Expanding on the DirectConnect partnership, CFEED provides student-level information about how students from Valencia fare after transferring to UCF. This is especially important since Florida has added retention and graduation of transfer students as metrics in its funding formula for universities, according to Linda Sullivan, the assistant vice president for institutional knowledge management at UCF. CFEED includes information on students’ financial aid status and demographics, which may determine student outcomes.
It also provides an in-depth look at how different transfer patterns affect student outcomes. UCF, for instance, is using CFEED data to look at how attendance of high school graduates who first enroll at Valencia and then transfer to UCF compares with outcomes of students transferring from other state colleges. By comparing data of native students at UCF to those who transfer from Valencia, it can help to identify areas for improvement. Moreover, CFEED is helping to identify for DirectConnect students which specific course patterns and programs at Valencia are most predictive of successful completion after transfer to UCF.
Analyzing student data has helped Valencia and UCF identify sources of transfer shock that, in turn, allows both institutions to develop interventions or to change policies. Sullivan and Magdalena Fernández-Civil, institutional research analyst, told me that CFEED data revealed that transfer students with a GPA of less than 2.56 are most likely to experience shock. Students’ choice of majors matters too. CFEED data revealed that STEM majors are most likely to experience transfer shock, whereas for psychology majors, taking at least a few courses at Valencia enhanced the likelihood of success. Across majors, students’ exit GPA from Valencia and course history, along with the GPA earned during the first term at UCF, are critical predictors of retention.

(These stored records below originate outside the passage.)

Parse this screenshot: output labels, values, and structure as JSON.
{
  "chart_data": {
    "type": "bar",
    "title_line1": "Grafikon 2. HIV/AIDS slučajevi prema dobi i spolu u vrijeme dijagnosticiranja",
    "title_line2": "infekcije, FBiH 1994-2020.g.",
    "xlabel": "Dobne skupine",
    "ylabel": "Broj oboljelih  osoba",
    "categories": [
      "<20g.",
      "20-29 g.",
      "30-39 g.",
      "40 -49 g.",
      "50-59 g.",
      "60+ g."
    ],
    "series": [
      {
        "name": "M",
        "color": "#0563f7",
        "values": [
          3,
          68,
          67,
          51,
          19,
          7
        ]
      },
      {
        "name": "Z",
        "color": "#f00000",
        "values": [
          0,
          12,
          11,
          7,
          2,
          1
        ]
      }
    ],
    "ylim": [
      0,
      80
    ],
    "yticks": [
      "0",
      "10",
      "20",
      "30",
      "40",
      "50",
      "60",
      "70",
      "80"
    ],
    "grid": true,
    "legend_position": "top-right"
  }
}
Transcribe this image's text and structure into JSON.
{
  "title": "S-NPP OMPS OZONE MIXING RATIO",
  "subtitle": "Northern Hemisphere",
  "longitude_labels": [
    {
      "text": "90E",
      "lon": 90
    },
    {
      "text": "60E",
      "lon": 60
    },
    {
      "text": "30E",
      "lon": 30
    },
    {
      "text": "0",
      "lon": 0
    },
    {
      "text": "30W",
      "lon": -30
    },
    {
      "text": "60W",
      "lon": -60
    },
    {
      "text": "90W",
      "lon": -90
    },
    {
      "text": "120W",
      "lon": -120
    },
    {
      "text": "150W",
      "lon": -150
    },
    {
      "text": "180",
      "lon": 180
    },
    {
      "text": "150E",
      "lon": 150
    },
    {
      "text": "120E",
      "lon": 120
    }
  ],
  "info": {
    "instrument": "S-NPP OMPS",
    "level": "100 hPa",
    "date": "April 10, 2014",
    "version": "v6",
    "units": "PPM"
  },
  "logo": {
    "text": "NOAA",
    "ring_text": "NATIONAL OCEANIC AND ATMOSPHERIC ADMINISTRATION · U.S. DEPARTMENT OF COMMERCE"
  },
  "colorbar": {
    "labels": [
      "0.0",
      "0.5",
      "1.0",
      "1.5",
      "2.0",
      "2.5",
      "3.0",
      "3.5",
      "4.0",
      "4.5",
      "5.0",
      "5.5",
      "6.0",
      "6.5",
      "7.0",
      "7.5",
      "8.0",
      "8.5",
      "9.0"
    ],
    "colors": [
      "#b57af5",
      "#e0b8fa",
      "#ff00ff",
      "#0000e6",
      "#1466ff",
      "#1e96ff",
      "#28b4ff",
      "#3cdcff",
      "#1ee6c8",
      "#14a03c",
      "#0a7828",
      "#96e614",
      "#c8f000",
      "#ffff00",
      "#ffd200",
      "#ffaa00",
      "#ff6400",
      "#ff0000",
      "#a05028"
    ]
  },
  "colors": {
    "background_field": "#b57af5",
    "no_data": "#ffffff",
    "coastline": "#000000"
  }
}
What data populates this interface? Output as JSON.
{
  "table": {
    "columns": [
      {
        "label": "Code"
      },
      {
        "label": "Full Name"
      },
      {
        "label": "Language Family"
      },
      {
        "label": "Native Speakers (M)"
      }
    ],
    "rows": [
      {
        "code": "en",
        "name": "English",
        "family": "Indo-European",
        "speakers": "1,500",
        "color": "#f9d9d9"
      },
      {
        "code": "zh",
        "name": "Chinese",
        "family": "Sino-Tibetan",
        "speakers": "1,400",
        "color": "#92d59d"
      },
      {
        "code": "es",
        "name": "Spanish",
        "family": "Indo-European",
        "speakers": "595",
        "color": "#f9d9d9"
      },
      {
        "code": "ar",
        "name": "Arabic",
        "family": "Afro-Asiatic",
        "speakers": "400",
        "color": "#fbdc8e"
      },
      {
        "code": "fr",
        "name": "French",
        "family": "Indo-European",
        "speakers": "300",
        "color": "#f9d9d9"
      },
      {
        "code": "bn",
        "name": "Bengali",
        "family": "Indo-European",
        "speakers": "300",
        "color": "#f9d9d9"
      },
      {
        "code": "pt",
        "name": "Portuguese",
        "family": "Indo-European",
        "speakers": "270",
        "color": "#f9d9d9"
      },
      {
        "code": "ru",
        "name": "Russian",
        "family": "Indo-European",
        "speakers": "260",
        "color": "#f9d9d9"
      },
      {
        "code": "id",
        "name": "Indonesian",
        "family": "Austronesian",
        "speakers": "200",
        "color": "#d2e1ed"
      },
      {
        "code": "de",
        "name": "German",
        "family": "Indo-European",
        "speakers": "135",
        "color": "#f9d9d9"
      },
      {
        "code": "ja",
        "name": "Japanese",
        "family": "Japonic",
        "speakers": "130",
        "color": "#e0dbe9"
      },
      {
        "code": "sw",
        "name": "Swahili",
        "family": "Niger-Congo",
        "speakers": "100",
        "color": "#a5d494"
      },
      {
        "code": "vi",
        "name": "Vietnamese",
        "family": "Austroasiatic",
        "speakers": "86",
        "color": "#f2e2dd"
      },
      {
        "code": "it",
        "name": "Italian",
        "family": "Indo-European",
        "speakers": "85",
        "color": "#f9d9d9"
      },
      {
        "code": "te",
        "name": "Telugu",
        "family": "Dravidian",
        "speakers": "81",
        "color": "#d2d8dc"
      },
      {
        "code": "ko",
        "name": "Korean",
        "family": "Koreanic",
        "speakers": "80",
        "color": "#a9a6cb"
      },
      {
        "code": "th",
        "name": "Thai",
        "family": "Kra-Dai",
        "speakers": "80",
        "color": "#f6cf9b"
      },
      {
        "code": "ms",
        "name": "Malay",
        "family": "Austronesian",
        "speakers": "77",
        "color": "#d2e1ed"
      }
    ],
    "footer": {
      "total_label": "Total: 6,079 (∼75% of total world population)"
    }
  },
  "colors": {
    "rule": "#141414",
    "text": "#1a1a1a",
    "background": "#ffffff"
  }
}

Now that construction of the system architecture has been completed, the partners want to move to create reports that allow for real-time interventions for individual students. Although at this stage, CFEED’s analysis is performed on end-of-term data, Valencia’s Brandon McKelvey, vice president of analytics and planning, institutional research, said that the eventual goal is to perform daily downloads during the first two to three weeks of each term so that institutions can do just-in-time interventions that would keep students enrolled and on the path to completion.
Additionally, as its database grows, CFEED will incorporate predictive analytics. Currently, it tracks 500 potential predictors of student success across pre-K–16. Having evidence to suggest which are most critical to students at each part of the pipeline will allow institutions to make system-level changes.
For institutions that might be considering data sharing agreements, CFEED Director Diana Pienaar emphasizes the need for good partners with a shared commitment to ensuring student success. Few institutions have the technical expertise to set up such an effort solo, she said, so finding and hiring a strong technical partner is critical.
CFEED represents an ambitious and innovative model of how institutions across the educational pipeline can use data to work collaboratively to increase college-going and completion. Treating transfer as an ecosystem, rather than as an institutional issue, opens the door to collective action to ensure that students can move more seamlessly across the K–20 pipeline.